Zwangsgeld angedroht

Damit gelten mehrere Eilanträge von Facebook gegen Weicherts Verordnungen von Dezember 2012 weiter. Netzwerkverwalter dürfen Nutzerkonten sperren, wenn sie zu dem Schluss kommen, dass ein Name kein Klarname ist. Offensichtliche Fantasienamen sortieren sie aus. Zudem befragt Facebook Nutzer, die mit dem Neuling befreundet sind, ob diejenige Person tatsächlich wie angegeben heißt.
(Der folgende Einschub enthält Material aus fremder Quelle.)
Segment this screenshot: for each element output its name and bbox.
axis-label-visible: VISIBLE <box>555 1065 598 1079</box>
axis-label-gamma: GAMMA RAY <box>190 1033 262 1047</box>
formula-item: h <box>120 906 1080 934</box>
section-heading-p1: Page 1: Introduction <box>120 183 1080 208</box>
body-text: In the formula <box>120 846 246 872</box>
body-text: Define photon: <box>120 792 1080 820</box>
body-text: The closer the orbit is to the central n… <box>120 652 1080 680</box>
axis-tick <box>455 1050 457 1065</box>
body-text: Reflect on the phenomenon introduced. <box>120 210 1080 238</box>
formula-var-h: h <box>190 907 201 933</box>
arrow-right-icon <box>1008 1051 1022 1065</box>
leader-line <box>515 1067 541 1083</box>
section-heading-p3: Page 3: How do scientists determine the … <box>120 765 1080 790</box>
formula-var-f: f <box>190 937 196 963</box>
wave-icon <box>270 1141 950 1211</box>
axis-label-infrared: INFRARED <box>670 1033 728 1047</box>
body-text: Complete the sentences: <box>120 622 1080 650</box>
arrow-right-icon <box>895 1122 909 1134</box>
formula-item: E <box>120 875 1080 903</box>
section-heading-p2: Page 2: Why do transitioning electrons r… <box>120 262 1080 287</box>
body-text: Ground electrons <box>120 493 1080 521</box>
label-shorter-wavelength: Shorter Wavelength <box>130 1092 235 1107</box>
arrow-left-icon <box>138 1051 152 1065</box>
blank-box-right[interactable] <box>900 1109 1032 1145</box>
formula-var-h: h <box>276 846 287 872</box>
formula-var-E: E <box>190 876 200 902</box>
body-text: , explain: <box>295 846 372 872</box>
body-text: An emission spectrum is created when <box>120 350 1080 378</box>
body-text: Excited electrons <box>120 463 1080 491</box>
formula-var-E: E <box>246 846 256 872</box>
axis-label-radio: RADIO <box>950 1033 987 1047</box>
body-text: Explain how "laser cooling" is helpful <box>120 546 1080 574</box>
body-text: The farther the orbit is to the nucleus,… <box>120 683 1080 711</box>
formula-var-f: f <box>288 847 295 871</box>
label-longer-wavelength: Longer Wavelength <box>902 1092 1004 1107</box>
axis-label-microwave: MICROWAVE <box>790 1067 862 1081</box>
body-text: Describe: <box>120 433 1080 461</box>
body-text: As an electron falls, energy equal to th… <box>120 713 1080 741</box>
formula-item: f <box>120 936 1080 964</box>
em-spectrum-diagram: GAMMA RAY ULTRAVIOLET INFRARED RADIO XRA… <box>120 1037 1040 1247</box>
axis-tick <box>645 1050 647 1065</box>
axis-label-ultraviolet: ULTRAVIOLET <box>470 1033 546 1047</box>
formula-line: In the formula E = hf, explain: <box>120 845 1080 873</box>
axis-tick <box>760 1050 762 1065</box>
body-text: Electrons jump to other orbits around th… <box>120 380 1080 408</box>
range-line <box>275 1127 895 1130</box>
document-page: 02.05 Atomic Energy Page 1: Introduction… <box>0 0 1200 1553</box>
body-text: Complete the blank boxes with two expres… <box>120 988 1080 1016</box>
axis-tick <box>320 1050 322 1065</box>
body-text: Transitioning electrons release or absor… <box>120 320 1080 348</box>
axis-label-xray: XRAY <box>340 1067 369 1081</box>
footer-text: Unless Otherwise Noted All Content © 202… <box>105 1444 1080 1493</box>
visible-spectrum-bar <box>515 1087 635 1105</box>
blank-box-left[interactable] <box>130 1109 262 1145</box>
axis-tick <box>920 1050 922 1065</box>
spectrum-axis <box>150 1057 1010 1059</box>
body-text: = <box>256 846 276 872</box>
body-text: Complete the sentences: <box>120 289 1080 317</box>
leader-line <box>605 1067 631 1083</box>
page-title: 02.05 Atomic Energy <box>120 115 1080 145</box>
Weichert hatte Facebook aufgefordert, gemäß dem deutschen Telemediengesetz und dem Bundesdatenschutzgesetz den Nutzern auch eine Registrierung mit Pseudonym zu erlauben. Er drohte mit einem Zwangsgeld in Höhe von jeweils 20.000 Euro gegen den US-Konzern und seine europäische Niederlassung. Der Datenschützer ist als scharfer Kritiker von Facebook bekannt und geht unter anderem gegen die "Gefällt mir"-Schaltfläche des Online-Netzwerks vor – bisher mit wenig Erfolg.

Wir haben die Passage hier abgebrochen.